Please provide your answers to the questions here ->

4) Retrieve all start an end coordinates fo all exons within you gene of interest. These coordinates ca be found in the dataframe you loaded in task 2. Filter the dataframe and assign the filtered version to a new variable. (Check the pandas documentation to filter dataframes with conditional commands)

In [None]:
#Insert code for filtering the bed reference here

5) Run modkit on all 6 samples you downloaded in task 1 and store the output tables on your computer. Use a reasonable filter threshold to obtain the modification ratios. Read the ouput tables of modkit with pandas as shown in the modkit cheat sheet section and assign them to different variables. 


In [None]:
#Insert code to run modkit on the six bamfiles and load the output dataframes. 

6) Write a function which filters the dataframes to obtain all entries with coordinates covering a gene of interest using the reference bed and the input be file. The function should return the filtered dataframe. Run the function on all six samples.  


In [None]:
#Insert code to filter your modkit output dataframe for coordinates covering the gene of interest. 

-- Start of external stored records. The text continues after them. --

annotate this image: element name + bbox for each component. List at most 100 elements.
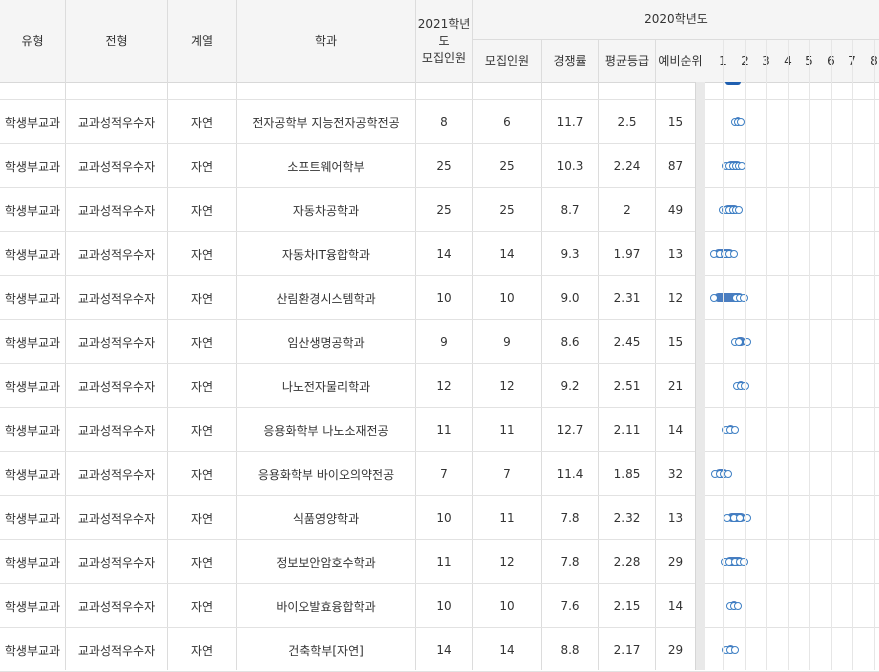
cell-dept: 바이오발효융합학과	[276, 599, 376, 614]
cell-quota-2020: 9	[503, 335, 511, 349]
cell-waitlist: 29	[667, 643, 684, 657]
cell-avg-grade: 2.31	[613, 291, 641, 305]
cell-dept: 자동차공학과	[292, 203, 360, 218]
cell-type: 학생부교과	[4, 115, 61, 130]
cell-waitlist: 13	[667, 511, 684, 525]
cell-dept: 전자공학부 지능전자공학전공	[252, 115, 400, 130]
cell-competition: 11.7	[556, 115, 584, 129]
cell-competition: 8.7	[560, 203, 580, 217]
grade-tick-line	[831, 40, 832, 670]
grade-point-marker	[742, 337, 751, 346]
cell-quota-2020: 10	[499, 291, 515, 305]
cell-waitlist: 13	[667, 247, 684, 261]
cell-quota-2020: 10	[499, 599, 515, 613]
cell-avg-grade: 2.11	[613, 423, 641, 437]
header-competition: 경쟁률	[553, 53, 587, 68]
cell-dept: 자동차IT융합학과	[281, 247, 371, 262]
table-row: 학생부교과 교과성적우수자 자연 응용화학부 나노소재전공 11 11 12.7 2.11 14	[0, 408, 879, 452]
cell-quota-2021: 25	[436, 159, 452, 173]
cell-admission: 교과성적우수자	[77, 555, 156, 570]
cell-waitlist: 49	[667, 203, 684, 217]
header-track: 계열	[190, 33, 214, 48]
cell-quota-2021: 14	[436, 247, 452, 261]
cell-dept: 나노전자물리학과	[281, 379, 371, 394]
table-row: 학생부교과 교과성적우수자 자연 전자공학부 지능전자공학전공 8 6 11.7 2.5 15	[0, 100, 879, 144]
cell-quota-2021: 7	[440, 467, 448, 481]
grade-tick-line	[852, 40, 853, 670]
header-admission: 전형	[105, 33, 128, 48]
table-row: 학생부교과 교과성적우수자 자연 자동차IT융합학과 14 14 9.3 1.97 13	[0, 232, 879, 276]
partial-grade-bar	[725, 82, 741, 85]
cell-competition: 9.0	[560, 291, 580, 305]
header-quota-2021-line2: 모집인원	[421, 50, 467, 65]
cell-track: 자연	[190, 423, 214, 438]
cell-track: 자연	[190, 643, 214, 658]
cell-admission: 교과성적우수자	[77, 423, 156, 438]
cell-avg-grade: 2	[623, 203, 631, 217]
grade-point-marker	[710, 293, 719, 302]
cell-track: 자연	[190, 291, 214, 306]
table-row: 학생부교과 교과성적우수자 자연 정보보안암호수학과 11 12 7.8 2.28 29	[0, 540, 879, 584]
table-row: 학생부교과 교과성적우수자 자연 건축학부[자연] 14 14 8.8 2.17 29	[0, 628, 879, 672]
cell-competition: 8.6	[560, 335, 580, 349]
cell-dept: 정보보안암호수학과	[276, 555, 376, 570]
cell-competition: 12.7	[556, 423, 584, 437]
cell-type: 학생부교과	[4, 555, 61, 570]
header-quota-2021: 2021학년도 모집인원	[416, 14, 472, 68]
cell-avg-grade: 2.28	[613, 555, 641, 569]
cell-competition: 9.2	[560, 379, 580, 393]
table-row: 학생부교과 교과성적우수자 자연 바이오발효융합학과 10 10 7.6 2.15 14	[0, 584, 879, 628]
cell-quota-2020: 11	[499, 511, 515, 525]
cell-quota-2021: 10	[436, 599, 452, 613]
grade-tick-line	[809, 40, 810, 670]
cell-type: 학생부교과	[4, 423, 61, 438]
grade-point-marker	[734, 205, 743, 214]
cell-competition: 7.6	[560, 599, 580, 613]
cell-track: 자연	[190, 379, 214, 394]
cell-dept: 소프트웨어학부	[287, 159, 365, 174]
grade-point-marker	[737, 117, 746, 126]
grade-scale-label: 8	[863, 40, 879, 82]
cell-quota-2020: 6	[503, 115, 511, 129]
cell-track: 자연	[190, 247, 214, 262]
header-avg-grade: 평균등급	[604, 53, 650, 68]
cell-waitlist: 32	[667, 467, 684, 481]
table-row: 학생부교과 교과성적우수자 자연 응용화학부 바이오의약전공 7 7 11.4 1.85 32	[0, 452, 879, 496]
cell-competition: 11.4	[556, 467, 584, 481]
grade-point-marker	[724, 469, 733, 478]
cell-admission: 교과성적우수자	[77, 599, 156, 614]
cell-admission: 교과성적우수자	[77, 115, 156, 130]
cell-track: 자연	[190, 467, 214, 482]
cell-type: 학생부교과	[4, 335, 61, 350]
cell-waitlist: 21	[667, 379, 684, 393]
cell-track: 자연	[190, 599, 214, 614]
grade-tick-line	[788, 40, 789, 670]
table-row: 학생부교과 교과성적우수자 자연 자동차공학과 25 25 8.7 2 49	[0, 188, 879, 232]
partial-row	[0, 82, 879, 99]
header-dept: 학과	[314, 33, 338, 48]
header-quota-2020: 모집인원	[484, 53, 530, 68]
cell-type: 학생부교과	[4, 643, 61, 658]
cell-quota-2020: 11	[499, 423, 515, 437]
cell-avg-grade: 2.32	[613, 511, 641, 525]
cell-admission: 교과성적우수자	[77, 335, 156, 350]
cell-waitlist: 14	[667, 599, 684, 613]
cell-track: 자연	[190, 555, 214, 570]
grade-point-marker	[742, 513, 751, 522]
table-row: 학생부교과 교과성적우수자 자연 나노전자물리학과 12 12 9.2 2.51 21	[0, 364, 879, 408]
cell-quota-2020: 12	[499, 379, 515, 393]
cell-quota-2020: 14	[499, 643, 515, 657]
grade-tick-line	[874, 40, 875, 670]
cell-avg-grade: 2.5	[617, 115, 637, 129]
cell-track: 자연	[190, 511, 214, 526]
cell-quota-2020: 7	[503, 467, 511, 481]
cell-dept: 건축학부[자연]	[288, 643, 364, 658]
cell-waitlist: 29	[667, 555, 684, 569]
cell-admission: 교과성적우수자	[77, 159, 156, 174]
cell-admission: 교과성적우수자	[77, 247, 156, 262]
cell-quota-2021: 11	[436, 423, 452, 437]
cell-competition: 9.3	[560, 247, 580, 261]
cell-admission: 교과성적우수자	[77, 511, 156, 526]
cell-quota-2020: 14	[499, 247, 515, 261]
cell-avg-grade: 2.17	[613, 643, 641, 657]
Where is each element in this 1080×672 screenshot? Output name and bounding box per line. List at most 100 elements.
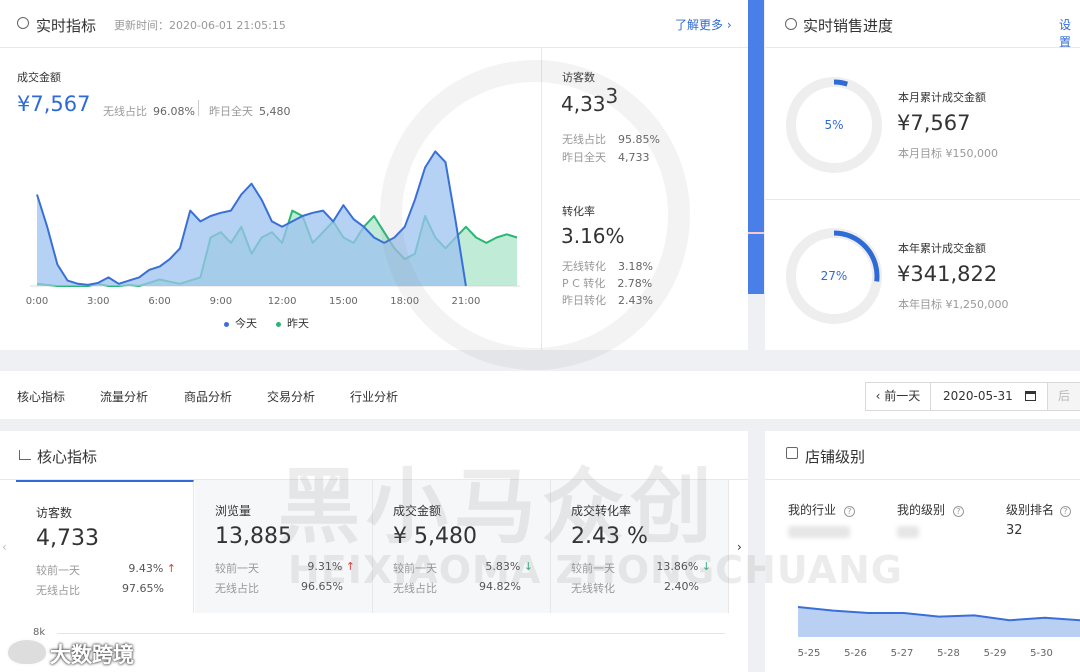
arrow-down-icon: ↓ [701,560,711,573]
shop-icon [786,447,798,459]
gmv-label: 成交金额 [17,71,61,84]
metric-wireless: 无线占比 97.65% [36,582,164,597]
year-value: ¥341,822 [897,262,998,286]
calendar-icon[interactable] [1025,391,1036,401]
visitors-yesterday: 昨日全天 4,733 [562,151,650,164]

7) Reconstruct the gene of interest by concatenating the exons of the gene in a reasonable way and plot the modification ratios of the 6 samples as a lineplot with matplotlib. Colorcode the the samples by condition. Try to subsample the plot to positions, which seem to carry a modification over the gene of interest.

In [None]:
#Insert code to plot general modification ratios of the different samples 

8) Moreover it would be interesting to discriminate between modification of different types. Annotate the modification types of the different positions and include the information in the plot by using a method of your choice. 

In [None]:
#Insert code to annotate different types of modifications on the plot.